Turkey's Putsch and the Democratic Dilemma
When the military tries to overthrow a strongman, who is there to root for?

For outside observers of the confusing drama of Turkey’s coup attempt on Friday night—the blocked bridges, the low-flying jets, an embattled president FaceTiming the nation with a plea for supporters to take to the streets—it was difficult to locate an unambiguous good guy among rival claimants to Turkey’s leadership. (Among ordinary Turkish citizens, the good guys were plainly visible, for example among protesters confronting tanks and journalists continuing to broadcast after soldiers invaded their studio.)
But for supporters of liberal democracy, there were few other heroes to cheer on. There was only the deeply strange spectacle of President Recep Tayyip Erdogan, the elected strongman of Turkey who has consolidated power and silenced opposition, landing in Istanbul to vanquish the putschists like some sort of democratic savior. Erdogan’s prime minister, Binali Yildirim—the constitutional head of government who serves as a figurehead in Erdogan’s de facto, one-man presidential rule—remarked as the coup attempt was unfolding that “Our people should know that we will not allow any activity that would harm democracy.”
Erdogan’s decade-plus tenure itself has been replete with such activity. As Dion Nissenbaum detailed in the Wall Street Journal on Friday, under Erdogan:
An escalating effort to silence debate has had a chilling effect on an assortment of students, teachers, truck drivers, opposing politicians, business executives, journalists and celebrities, many of whom have said they are more afraid to publicly question the president. Press-freedom groups say nearly 900 journalists have lost their jobs. Prosecutors have accused people of insulting the Turkish leader by using a law invoked infrequently before Mr. Erdogan became president in 2014. He has transformed the job, once seen as largely ceremonial, into the country’s most powerful post.
And under Erdogan, on Saturday, the purges began, with the arrests of nearly 3,000 military personnel and the dismissal of almost as many judges.
And yet Erdogan remains Turkey’s elected president, which underscores the tension between procedural democracy and liberal values. Writing in The Atlantic recently, Shadi Hamid described this tension:
In the American experience, democracy and liberalism seemed to go hand in hand, to such an extent that democracy really just became shorthand for “liberal democracy.” As Richard Youngs writes in his excellent study of non-Western democracy, liberalism and democracy have historically been “rival notions and not bedfellows.” Liberalism is about non-negotiable personal rights and freedoms. Democracy, while requiring some basic protection of rights to allow for meaningful competition, is more about popular sovereignty, popular will, and accountability and responsiveness to the voting public. Which, of course, raises the question: What if voters don’t want to be liberal and vote accordingly?
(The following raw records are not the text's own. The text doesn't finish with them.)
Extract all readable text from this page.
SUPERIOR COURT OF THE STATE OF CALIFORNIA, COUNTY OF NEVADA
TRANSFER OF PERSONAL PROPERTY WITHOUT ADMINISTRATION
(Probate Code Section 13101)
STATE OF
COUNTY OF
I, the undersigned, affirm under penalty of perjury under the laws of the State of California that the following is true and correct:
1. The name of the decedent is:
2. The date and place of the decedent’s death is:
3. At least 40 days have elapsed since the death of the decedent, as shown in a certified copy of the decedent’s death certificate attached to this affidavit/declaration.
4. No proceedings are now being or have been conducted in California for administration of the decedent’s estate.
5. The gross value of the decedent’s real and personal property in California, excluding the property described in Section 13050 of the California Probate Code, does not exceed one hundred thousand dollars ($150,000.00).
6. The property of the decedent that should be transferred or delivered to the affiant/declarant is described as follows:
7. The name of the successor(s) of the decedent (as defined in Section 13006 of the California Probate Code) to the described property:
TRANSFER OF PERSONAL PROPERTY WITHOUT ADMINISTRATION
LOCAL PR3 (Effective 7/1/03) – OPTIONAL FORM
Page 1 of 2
How is liberal democracy to emerge in that case—a case like Turkey’s? Does it require force? And can the overthrow of an elected leader really yield a more liberal-democratic government than whatever preceded it?
Turkey’s own history has provided repeated tests of this last question; David Graham on Friday described the country’s “semi-regular pattern of military coups … in 1960, 1971, 1980, and 1997.” In the past, these moves have enjoyed popular support, and military leaders have restored civilian government. The long-term trajectory, right up to Erdogan’s current authoritarian moment, has not been in a more democratic direction. “In each and every one of these military interventions beginning in 1960s, the military has altered constitutions in a way that makes it more difficult for certain groups to contest politics,” Steven A. Cook, a Middle East expert at the Council on Foreign Relations, told me.
Cook said it didn’t follow that, because Erdogan is authoritarian, a coup to remove him would be good for democracy. “Neither this faction within the military [that attempted the coup] nor [Erdogan’s party] the AKP have good democratic credentials. … There’s also large numbers of Turks who hate Erdogan but don’t want to live under military rule.”
But something important has changed in Turkish politics. All of Turkey’s four main political parties, including the opposition, have condemned the coup attempt, as did top military leaders, with one general denouncing “this movement comprised of a small group within our ranks.” Cook said: “I think what’s important is that regardless of the quality of Turkish politics, there are a lot of Turks who don’t want the military to intervene. Unlike previous coups in 1980, 1997, where the public welcomed the military’s intervention, in this you did not have that at all.”
None of this adds up to a democratic breakthrough. And as Erdogan moved to eliminate alleged plotters and further consolidate power on Saturday, liberal democracy moved even further away.